Async operations in AXL (axl_tcp_connect_async, axl_tcp_accept_async, axl_tcp_send_async, axl_tcp_recv_async, HTTP client, …) accept an optional AxlCancellable *. Cancelling it aborts every op observing it; each op’s callback fires exactly once with status AXL_CANCELLED (-2 in <axl/axl-macros.h>). The same return code covers the shell break event (Ctrl-C), so consumers see one status for “some external source stopped me.”

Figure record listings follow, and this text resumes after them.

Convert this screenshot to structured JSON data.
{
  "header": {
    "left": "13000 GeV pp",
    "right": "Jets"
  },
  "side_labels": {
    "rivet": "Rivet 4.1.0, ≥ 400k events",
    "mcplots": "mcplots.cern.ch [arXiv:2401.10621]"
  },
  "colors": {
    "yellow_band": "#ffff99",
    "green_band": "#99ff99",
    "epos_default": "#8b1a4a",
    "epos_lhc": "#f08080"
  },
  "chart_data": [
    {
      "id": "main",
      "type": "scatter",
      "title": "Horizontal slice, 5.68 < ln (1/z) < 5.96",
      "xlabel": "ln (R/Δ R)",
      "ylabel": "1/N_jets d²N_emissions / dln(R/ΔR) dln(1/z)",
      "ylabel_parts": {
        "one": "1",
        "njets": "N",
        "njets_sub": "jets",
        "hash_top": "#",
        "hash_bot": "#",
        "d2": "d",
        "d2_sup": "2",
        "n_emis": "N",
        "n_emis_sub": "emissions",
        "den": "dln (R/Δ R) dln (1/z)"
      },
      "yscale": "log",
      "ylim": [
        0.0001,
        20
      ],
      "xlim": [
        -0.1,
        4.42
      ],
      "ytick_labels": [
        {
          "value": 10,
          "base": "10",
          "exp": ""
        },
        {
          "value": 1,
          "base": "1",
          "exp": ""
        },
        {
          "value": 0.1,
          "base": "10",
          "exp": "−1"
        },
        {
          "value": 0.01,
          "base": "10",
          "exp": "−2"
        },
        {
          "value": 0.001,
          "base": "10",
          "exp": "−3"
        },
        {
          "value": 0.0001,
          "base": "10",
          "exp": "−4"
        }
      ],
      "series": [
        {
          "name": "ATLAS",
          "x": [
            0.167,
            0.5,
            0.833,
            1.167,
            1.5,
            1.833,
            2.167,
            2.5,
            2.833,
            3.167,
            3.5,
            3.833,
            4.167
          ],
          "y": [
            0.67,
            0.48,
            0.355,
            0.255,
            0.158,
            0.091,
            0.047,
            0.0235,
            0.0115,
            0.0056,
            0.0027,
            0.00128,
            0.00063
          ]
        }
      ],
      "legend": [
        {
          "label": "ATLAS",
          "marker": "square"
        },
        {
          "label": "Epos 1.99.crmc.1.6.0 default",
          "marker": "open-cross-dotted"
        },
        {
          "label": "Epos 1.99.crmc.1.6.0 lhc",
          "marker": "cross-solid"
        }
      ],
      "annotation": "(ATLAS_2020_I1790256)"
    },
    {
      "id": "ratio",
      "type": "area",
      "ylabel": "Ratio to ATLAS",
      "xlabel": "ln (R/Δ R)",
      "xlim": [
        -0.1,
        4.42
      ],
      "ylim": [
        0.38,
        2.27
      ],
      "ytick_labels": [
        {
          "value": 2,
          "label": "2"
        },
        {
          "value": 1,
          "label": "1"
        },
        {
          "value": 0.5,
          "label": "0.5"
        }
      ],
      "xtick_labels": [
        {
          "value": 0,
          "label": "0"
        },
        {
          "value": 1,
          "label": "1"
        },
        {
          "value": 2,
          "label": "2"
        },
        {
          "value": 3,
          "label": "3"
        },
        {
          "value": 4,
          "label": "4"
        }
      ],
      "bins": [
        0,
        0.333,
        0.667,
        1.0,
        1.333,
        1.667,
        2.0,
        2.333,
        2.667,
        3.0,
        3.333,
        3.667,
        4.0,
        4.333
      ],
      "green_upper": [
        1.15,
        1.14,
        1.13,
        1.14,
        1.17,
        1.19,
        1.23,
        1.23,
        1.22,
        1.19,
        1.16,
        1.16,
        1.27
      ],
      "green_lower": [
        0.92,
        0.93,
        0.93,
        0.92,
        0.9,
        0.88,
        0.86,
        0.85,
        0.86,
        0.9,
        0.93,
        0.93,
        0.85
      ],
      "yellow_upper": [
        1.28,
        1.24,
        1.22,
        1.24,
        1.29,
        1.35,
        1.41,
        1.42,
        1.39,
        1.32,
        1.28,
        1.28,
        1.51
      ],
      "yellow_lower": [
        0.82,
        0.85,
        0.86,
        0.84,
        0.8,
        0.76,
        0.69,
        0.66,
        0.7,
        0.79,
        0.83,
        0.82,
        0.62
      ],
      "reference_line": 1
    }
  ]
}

Two companion primitives round out the set: AxlEvent (a one-shot producer/waiter rendezvous — AXL’s foundational latch, replacing the earlier AxlCompletion) and the axl_wait_* helpers (axl_wait_for, axl_wait_for_flag, axl_wait_ms, …), all of which accept the same AxlCancellable. See src/event/README.md for the mental model, ownership rules, and worked patterns (timeout, subsystem shutdown, user abort). For the full concurrency-primitive taxonomy and the “why this model, not Python’s GIL / stackful coroutines / protothreads” discussion, see AXL-Concurrency.md.

Dependencies

Build-time (install.sh)

Dependency

Purpose

GCC

Compiler (x86_64-linux-gnu-gcc)

aarch64-linux-gnu-gcc

AARCH64 cross-compiler

GNU ld

Linker

objcopy

ELF → PE/COFF conversion

Consumer-time (axl-cc)

Dependency

Purpose

GCC

Compile + link

No EDK2. No Python. No Java. No Make.

Distribution Model

No binaries in git. All build artifacts are produced by install.sh into out/, which is gitignored.

Two ways to get the SDK:

  1. Build from source (developer workflow):

    git clone axl-sdk
    ./scripts/install.sh --arch x64
    # produces out/bin/axl-cc, out/lib/libaxl.a, out/include/
    
  2. Download a release tarball (consumer workflow):

    tar xf axl-sdk-x64-linux.tar.gz
    ./bin/axl-cc hello.c -o hello.efi
    

Release tarballs are built by GitHub Actions on tagged commits and attached to GitHub Releases.